I wanted to share the great news that Complex Post Traumatic Stress Disorder is recognised by the World Health Organization’s (WHO) eleventh revision of the International Statistical Classification of Diseases and Related Health Problems (ICD-11).
As someone who has openly spoken about living with the symptoms of CPTSD, it feels extremely validating to know that it is actually recognised formally. I wasn’t aware of this until very recently so for those of you who already knew this, please forgive my delayed discovery. For those of you who live with CPTSD and are aware of this, I hope this news finds you well.
In my personal opinion, a diagnosis of CPTSD could easily replace many other diagnoses. CPTSD is the result of child abuse, neglect and any other prolonged and repeated traumatic experiences.
Symptoms of anxiety and depression are in most cases part of having CPTSD, as well as the following (in the context of childhood trauma & abuse).
”Attachment – problems with relationship boundaries, lack of trust, social isolation, difficulty perceiving and responding to others’ emotional states”
”Biology – sensory-motor developmental dysfunction, sensory-integration difficulties, somatization, and increased medical problems”
”Affect or emotional regulation – poor affect regulation, difficulty identifying and expressing emotions and internal states, and difficulties communicating needs, wants, and wishes”
”Dissociation – amnesia, depersonalization, discrete states of consciousness with discrete memories, affect, and functioning, and impaired memory for state-based events
”Behavioural control – “problems with impulse control, aggression, pathological self-soothing, and sleep problems”
”Cognition – difficulty regulating attention; problems with a variety of ‘executive functions’ such as planning, judgement, initiation, use of materials, and self-monitoring; difficulty processing new information; difficulty focusing and completing tasks; poor object constancy; problems with ’cause-effect’ thinking; and language developmental problems such as a gap between receptive and expressive communication abilities.”
”Self-concept – fragmented and disconnected autobiographical narrative, disturbed body image, low self-esteem, excessive shame, and negative internal working models of self”.
Formal recognition and diagnosis will greatly help CPTSD sufferers with more appropriate treatment options:
Some current treatments are:
- dyadic resourcing (used with EMDR)
- emotionally focused therapy
- emotional freedom technique (EFT) or tapping
- Equine-assisted therapy
- expressive arts therapy
- internal family systems therapy
- dialectical behavior therapy(DBT)
- family systems therapy
- group therapy
- psychodynamic therapy
- sensorimotor psychotherapy
- somatic experiencing
- yoga, specifically trauma-sensitive yoga
It is also worth mentioning that CPTSD has also been referred to as DESNOS (Disorders of Extreme Stress Not Otherwise Specified).

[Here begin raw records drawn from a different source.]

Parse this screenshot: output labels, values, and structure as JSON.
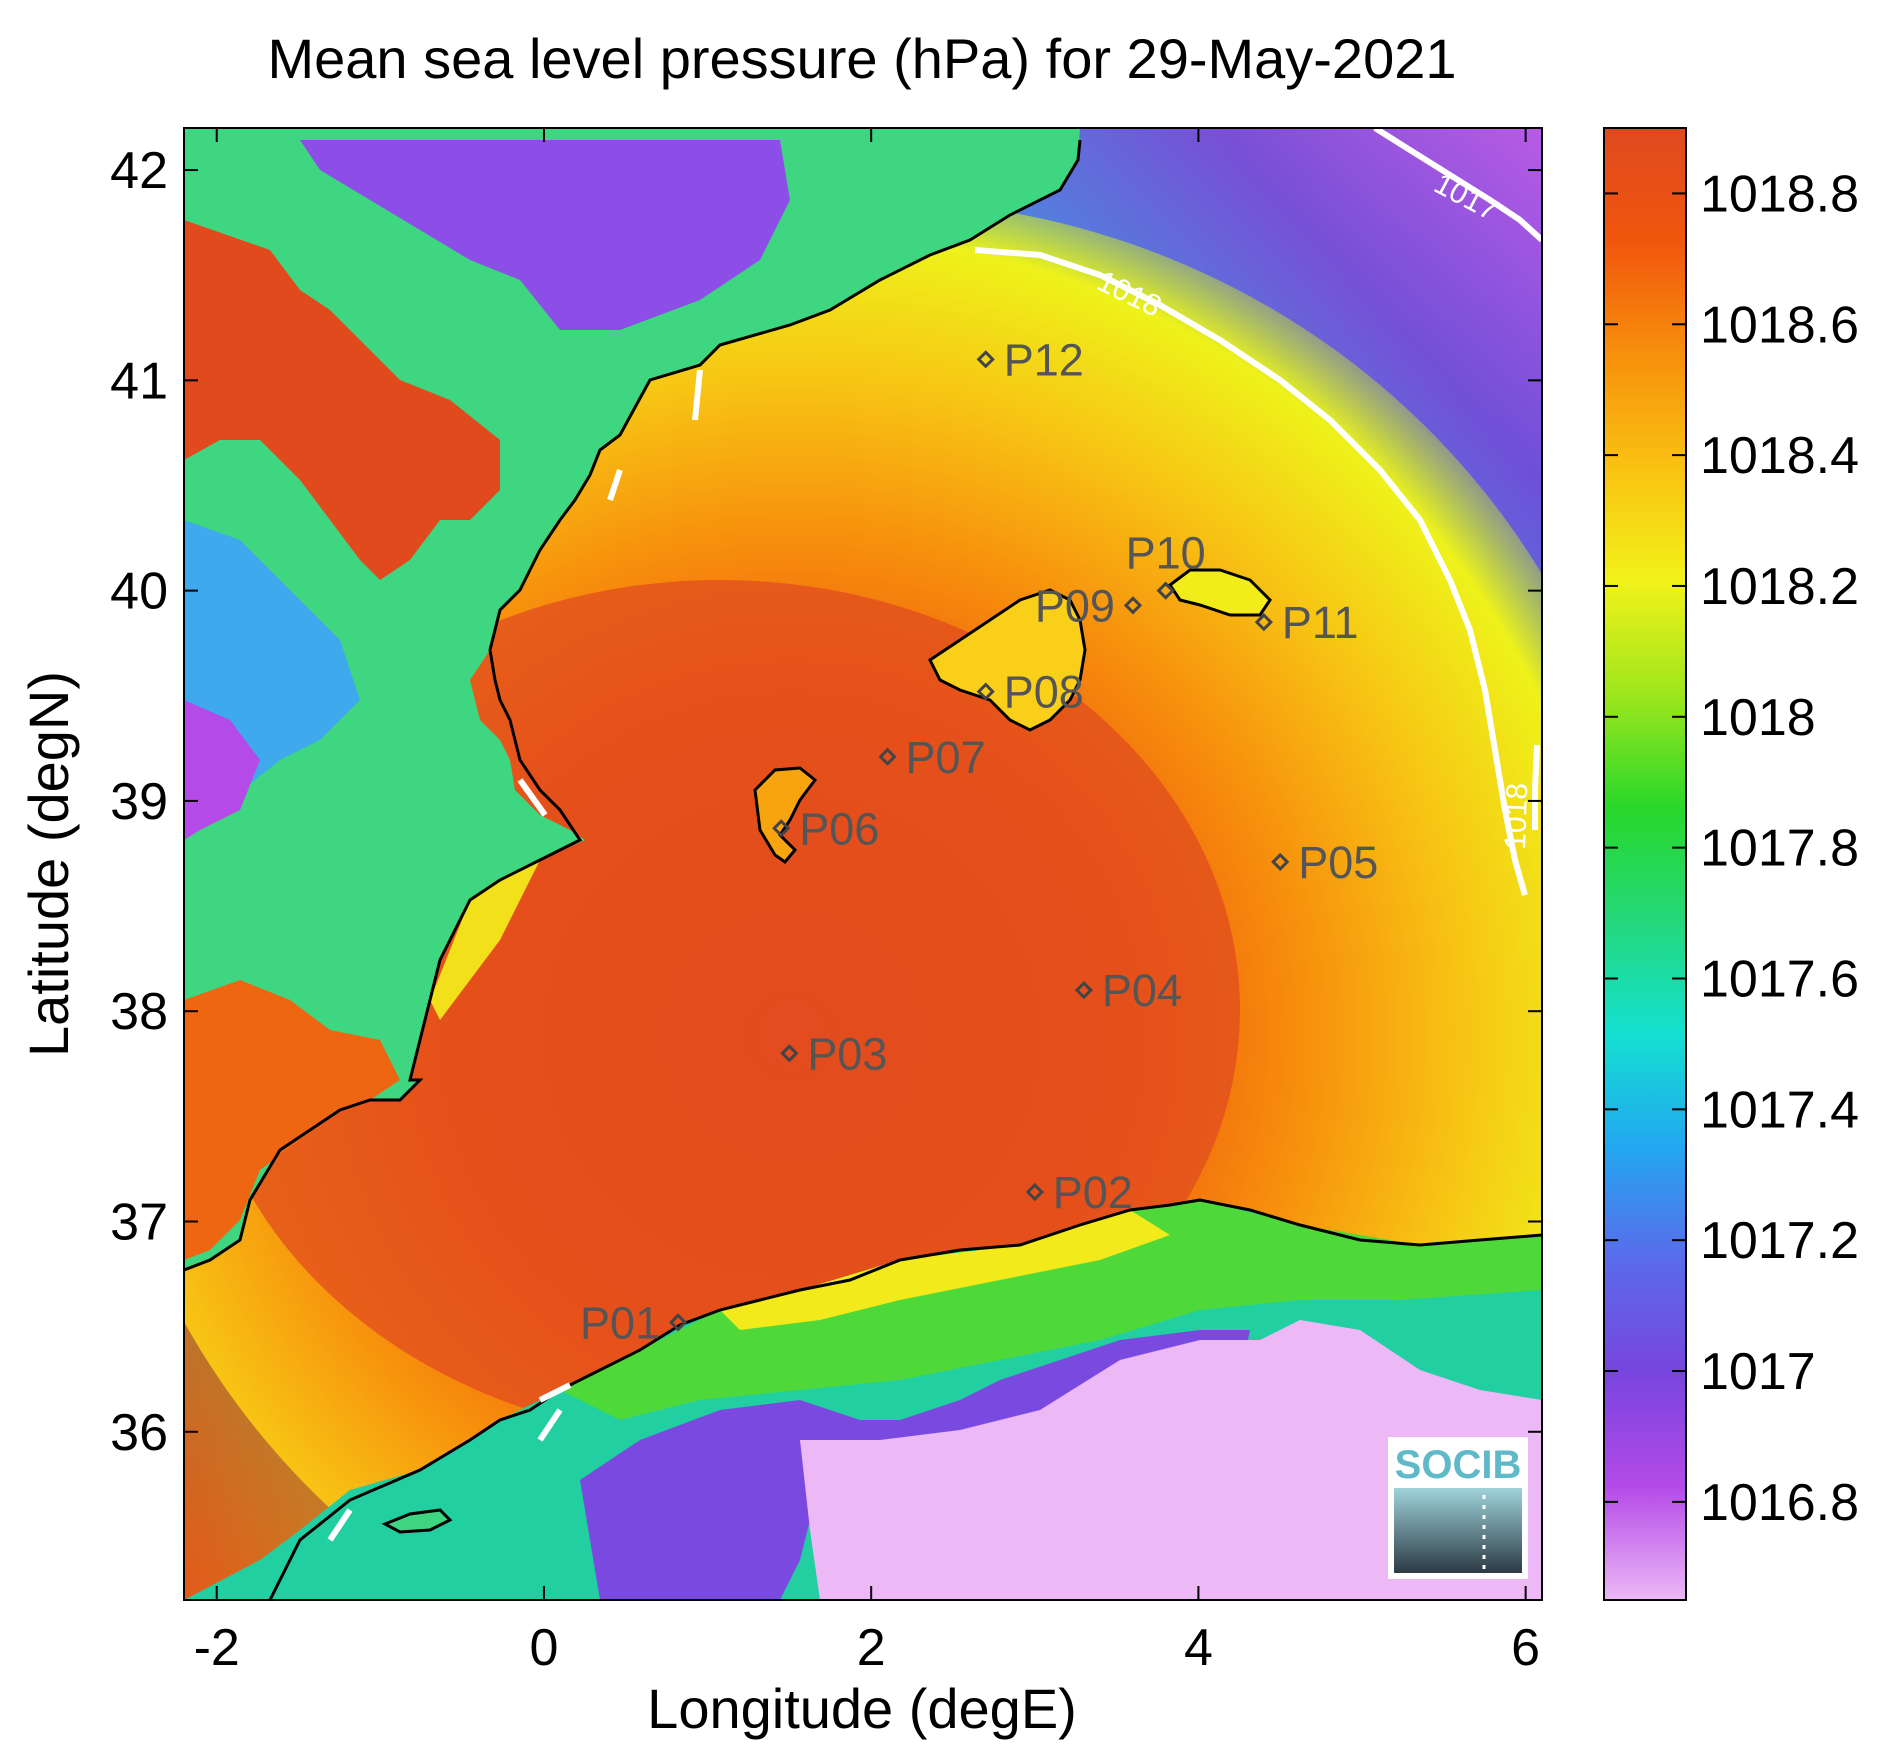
{
  "chart_data": {
    "type": "heatmap",
    "title": "Mean sea level pressure (hPa) for 29-May-2021",
    "xlabel": "Longitude (degE)",
    "ylabel": "Latitude (degN)",
    "xlim": [
      -2.2,
      6.1
    ],
    "ylim": [
      35.2,
      42.2
    ],
    "xticks": [
      -2,
      0,
      2,
      4,
      6
    ],
    "xtick_labels": [
      "-2",
      "0",
      "2",
      "4",
      "6"
    ],
    "yticks": [
      36,
      37,
      38,
      39,
      40,
      41,
      42
    ],
    "ytick_labels": [
      "36",
      "37",
      "38",
      "39",
      "40",
      "41",
      "42"
    ],
    "colorbar": {
      "range": [
        1016.65,
        1018.9
      ],
      "ticks": [
        1016.8,
        1017,
        1017.2,
        1017.4,
        1017.6,
        1017.8,
        1018,
        1018.2,
        1018.4,
        1018.6,
        1018.8
      ],
      "tick_labels": [
        "1016.8",
        "1017",
        "1017.2",
        "1017.4",
        "1017.6",
        "1017.8",
        "1018",
        "1018.2",
        "1018.4",
        "1018.6",
        "1018.8"
      ],
      "colors": [
        "#ecb8f6",
        "#b44ae8",
        "#7845de",
        "#5a6bea",
        "#22a7f0",
        "#14e0d0",
        "#24d87a",
        "#28d82a",
        "#9ee61c",
        "#f2f21a",
        "#f9c212",
        "#f7900c",
        "#f1560d",
        "#de4a20"
      ]
    },
    "contours": [
      {
        "label": "1017",
        "value": 1017
      },
      {
        "label": "1018",
        "value": 1018
      },
      {
        "label": "1018",
        "value": 1018
      }
    ],
    "stations": [
      {
        "name": "P01",
        "lon": 0.82,
        "lat": 36.52,
        "label_side": "left"
      },
      {
        "name": "P02",
        "lon": 3.0,
        "lat": 37.14,
        "label_side": "right"
      },
      {
        "name": "P03",
        "lon": 1.5,
        "lat": 37.8,
        "label_side": "right"
      },
      {
        "name": "P04",
        "lon": 3.3,
        "lat": 38.1,
        "label_side": "right"
      },
      {
        "name": "P05",
        "lon": 4.5,
        "lat": 38.71,
        "label_side": "right"
      },
      {
        "name": "P06",
        "lon": 1.45,
        "lat": 38.87,
        "label_side": "right"
      },
      {
        "name": "P07",
        "lon": 2.1,
        "lat": 39.21,
        "label_side": "right"
      },
      {
        "name": "P08",
        "lon": 2.7,
        "lat": 39.52,
        "label_side": "right"
      },
      {
        "name": "P09",
        "lon": 3.6,
        "lat": 39.93,
        "label_side": "left"
      },
      {
        "name": "P10",
        "lon": 3.8,
        "lat": 40.0,
        "label_side": "top"
      },
      {
        "name": "P11",
        "lon": 4.4,
        "lat": 39.85,
        "label_side": "right"
      },
      {
        "name": "P12",
        "lon": 2.7,
        "lat": 41.1,
        "label_side": "right"
      }
    ]
  },
  "logo": {
    "text": "SOCIB"
  }
}
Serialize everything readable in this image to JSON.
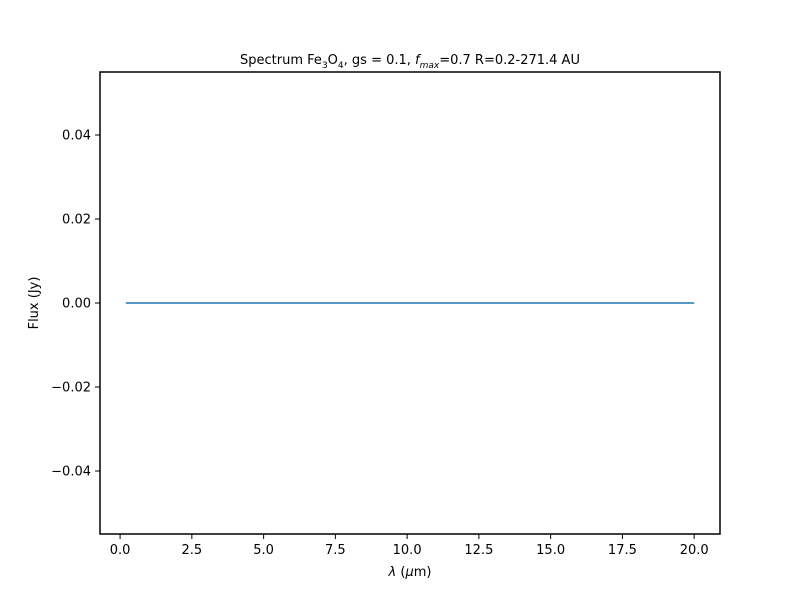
{
  "chart_data": {
    "type": "line",
    "title": {
      "prefix": "Spectrum Fe",
      "sub1": "3",
      "mid1": "O",
      "sub2": "4",
      "mid2": ", gs = 0.1, ",
      "fvar": "f",
      "fsub": "max",
      "suffix": "=0.7 R=0.2-271.4 AU"
    },
    "xlabel": {
      "symbol": "λ",
      "open": " (",
      "unit_greek": "μ",
      "unit_rest": "m)"
    },
    "ylabel": "Flux (Jy)",
    "xlim": [
      -0.7,
      20.9
    ],
    "ylim": [
      -0.055,
      0.055
    ],
    "xticks": [
      0.0,
      2.5,
      5.0,
      7.5,
      10.0,
      12.5,
      15.0,
      17.5,
      20.0
    ],
    "xtick_labels": [
      "0.0",
      "2.5",
      "5.0",
      "7.5",
      "10.0",
      "12.5",
      "15.0",
      "17.5",
      "20.0"
    ],
    "yticks": [
      0.04,
      0.02,
      0.0,
      -0.02,
      -0.04
    ],
    "ytick_labels": [
      "0.04",
      "0.02",
      "0.00",
      "−0.02",
      "−0.04"
    ],
    "grid": false,
    "series": [
      {
        "color": "#1f77b4",
        "x": [
          0.2,
          20.0
        ],
        "y": [
          0.0,
          0.0
        ]
      }
    ]
  }
}
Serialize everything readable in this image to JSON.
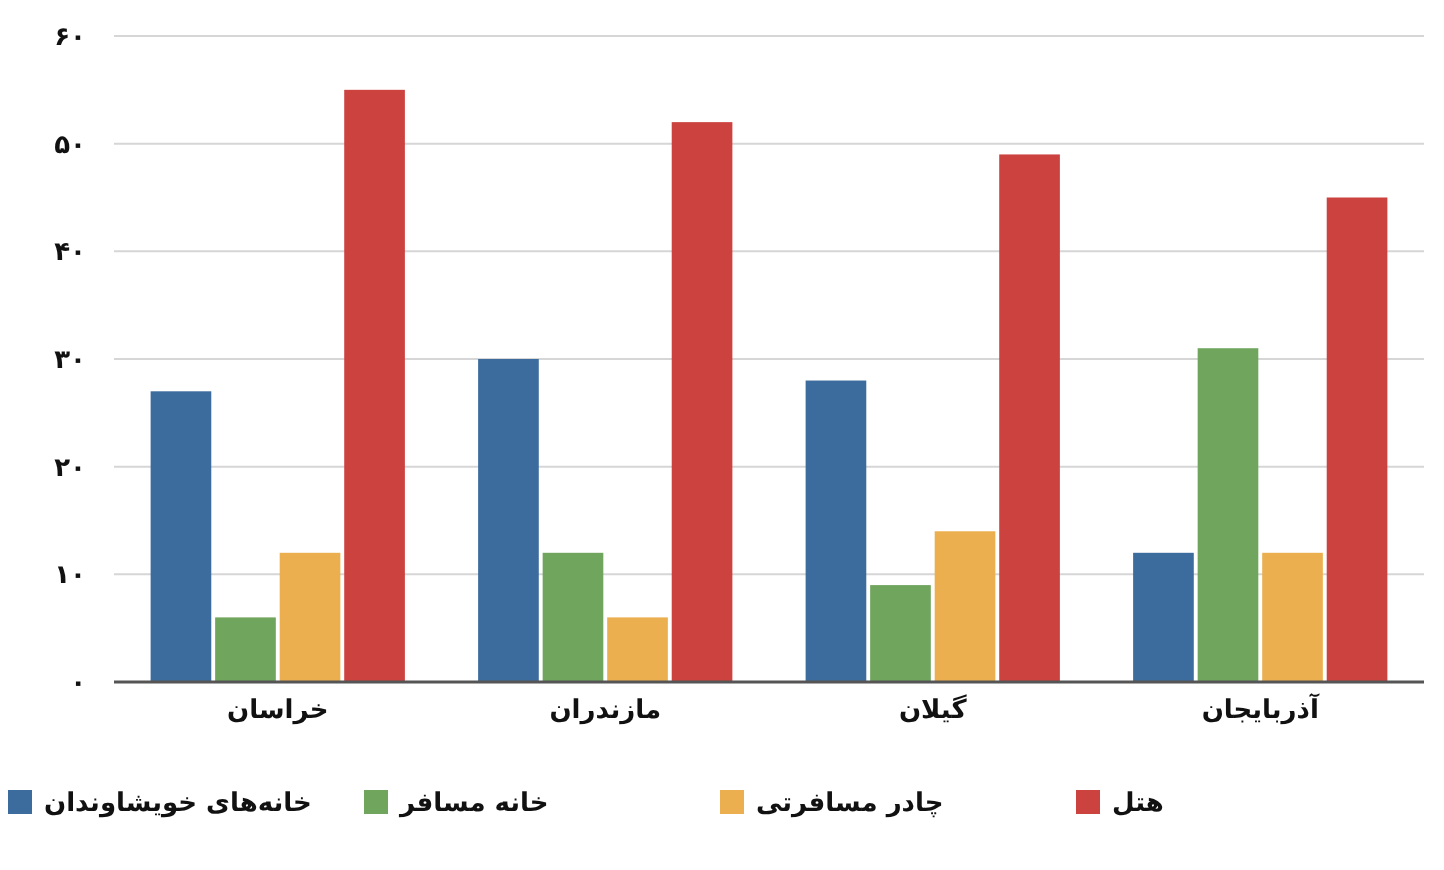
{
  "chart_data": {
    "type": "bar",
    "categories": [
      "خراسان",
      "مازندران",
      "گیلان",
      "آذربایجان"
    ],
    "series": [
      {
        "name": "خانه‌های خویشاوندان",
        "color": "#3c6c9d",
        "values": [
          27,
          30,
          28,
          12
        ]
      },
      {
        "name": "خانه مسافر",
        "color": "#6fa55c",
        "values": [
          6,
          12,
          9,
          31
        ]
      },
      {
        "name": "چادر مسافرتی",
        "color": "#ecaf4f",
        "values": [
          12,
          6,
          14,
          12
        ]
      },
      {
        "name": "هتل",
        "color": "#cc423f",
        "values": [
          55,
          52,
          49,
          45
        ]
      }
    ],
    "ylim": [
      0,
      60
    ],
    "yticks": [
      {
        "value": 0,
        "label": "۰"
      },
      {
        "value": 10,
        "label": "۱۰"
      },
      {
        "value": 20,
        "label": "۲۰"
      },
      {
        "value": 30,
        "label": "۳۰"
      },
      {
        "value": 40,
        "label": "۴۰"
      },
      {
        "value": 50,
        "label": "۵۰"
      },
      {
        "value": 60,
        "label": "۶۰"
      }
    ],
    "grid": "y",
    "legend": "bottom"
  }
}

DTD (Developmental trauma disorder) is also proposed as the alternative equivalent to childhood CPTSD.
”Dr. Judith Lewis Herman, in her book, Trauma and Recovery, proposed that a complex trauma recovery model that occurs in three stages:
- establishing safety,
- remembrance and mourning for what was lost,
- reconnecting with community and more broadly, society.”
If you live with CPTSD and have had experience with any of the above treatment options, I would love to hear what you found helpful.